On December 17, 2012, a worker at the Oshawa plant was showing a co-worker how to perform a task on the automatic guided vehicle (AGV) repair crib. The worker provided the co-worker with the preliminary steps to be taken for the task, which involved removing screws from a ball screw assembly, then was called away. The co-worker removed all the screws except one.
Upon returning, the worker began to show how to retract the ball screw and did so while sitting on top of the frame of the AGV with the lift table raised above. There was no blocking material in place between the lift table and the AGV to prevent the lift table from accidentally falling. The lift table and a pallet that is used to hold the car frame fell on top of the worker. Other workers rushed to assist and raised the lift table with pry bars.

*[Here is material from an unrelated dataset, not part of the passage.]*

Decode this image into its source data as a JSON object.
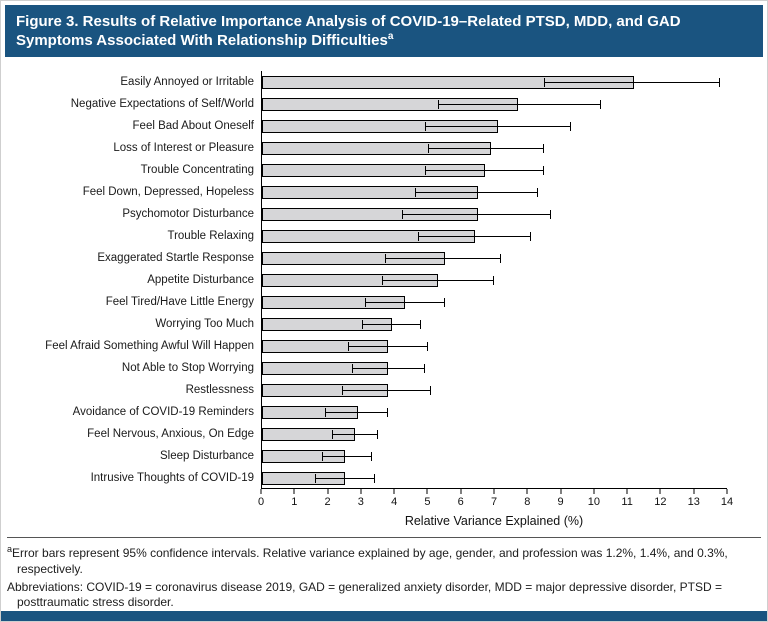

The worker was taken to Sunnybrook Health Sciences Centre and underwent surgery for injuries that included a number of broken bones.
The Ministry of Labour investigated and its engineer determined that the cause of the lift table collapse was the failure of the assembly’s remaining screw. Although the workers had used a safety bar mechanism which was designed to hold the weight of the lift table, it had accidentally come out of place while the lift table was being raised. The remaining screw could not bear the weight of the lift table and it failed. As a result, the ball screw assembly separated from the lift table, allowing it to fall on the worker.
General Motors of Canada pleaded guilty to failing as an employer to ensure that the measures and procedures prescribed in Section 74 of Ontario Regulation 851/90 were carried out in the workplace. The regulation under the Occupational Health and Safety Act states that “machinery, equipment or material that is temporarily elevated and under which a worker may pass or work shall be securely and solidly blocked to prevent the machinery, equipment or material from falling or moving.”
The company was fined $160,000 by Justice of the Peace Mathilda Lewis in Whitby court.
In addition to the fine, the court imposed a 25-per-cent victim fine surcharge as required by the Provincial Offences Act. The surcharge is credited to a special provincial government fund to assist victims of crime.